En effet, suite à un nouveau boycott des pourparlers de paix le 16 juin, l'opposition a indiqué qu'elle refusait d'y prendre part parce que le choix des participants de la société civile aux négociations reposait sur un « processus tronqué ».


Les précédents en matière de processus de paix locaux

Un rapport de l'Institut pour la paix des Etats-Unis (US Institute for Peace, USIP) montre que, sous certaines conditions spécifiques, l'instauration d'un dialogue local et de négociations de paix entre les groupes peut se révéler très efficace. Si l'ordre du jour est restreint, si les bonnes personnes y participent et sont habilitées, si le processus est transparent et les accords et mécanismes de mise en ouvre sont définis, s'il y a un processus de suivi des résultats, alors les Etats déchirés par la guerre peuvent s'appuyer sur les processus locaux pour instaurer la stabilité.

Il y a des précédents en matière d'initiatives de paix locales au Soudan du Sud.
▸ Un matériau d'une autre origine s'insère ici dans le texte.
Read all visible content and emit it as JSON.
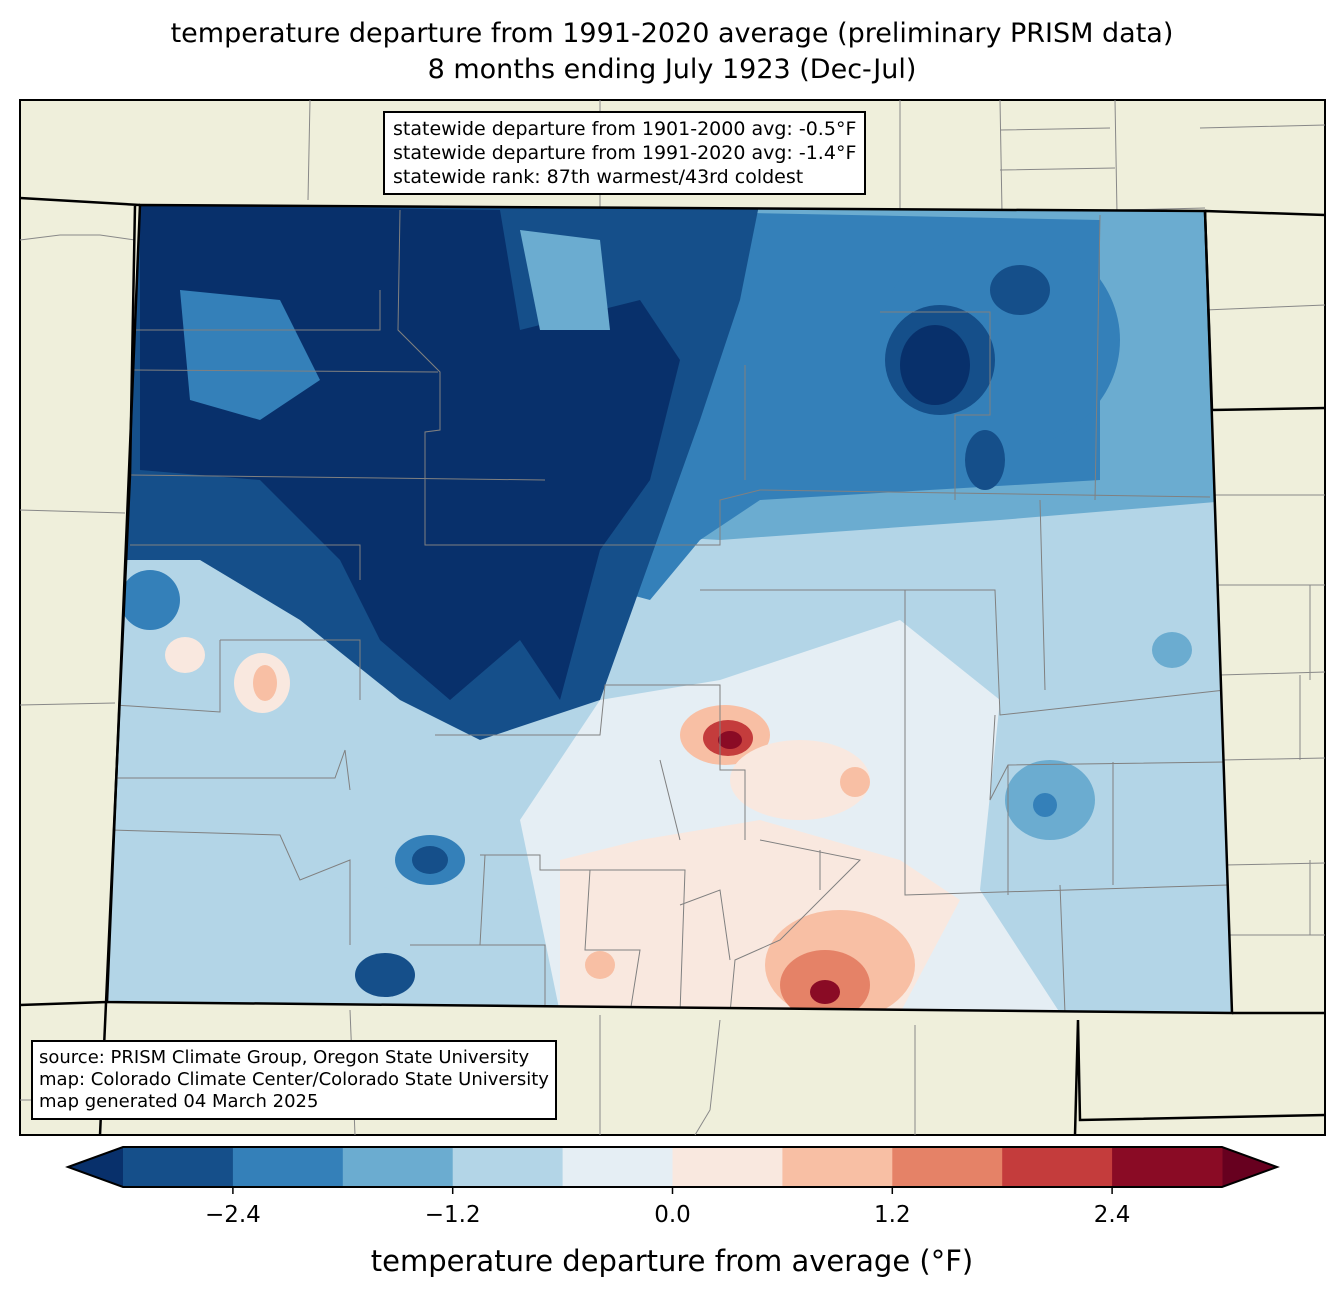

En mai 2012, le Comité présidentiel pour la paix, la réconciliation et la tolérance dans l'Etat de Jonglei a réussi à négocier et à faire signer un accord de paix entre les chefs des six communautés de la région.

Ils ont failli ramener la stabilité au Jonglei, mais c'était sans compter sur l'intervention de David Yau Yau, dont l'insurrection contre le gouvernement du Soudan du Sud a fait replonger l'Etat dans la violence.

A cette époque, en 2013, le CNHPR a dit que « si elles n'avaient rien à voir avec les conflits qui secouent traditionnellement l'Etat du Jonglei, les actions de M. Yau Yau ont contribué à renforcer la déstabilisation dans l'Etat et à faire retomber d'autres acteurs dans un schéma tristement familier ».

L'incapacité du gouvernement à cimenter l'accord de paix avec une aide au développement efficace et à instaurer une vraie réconciliation a entraîné l'effondrement de l'accord de 2012. Mais elle offre un exemple des alternatives viables aux processus lancés l'IGAD qui sont chancelants pour l'instant.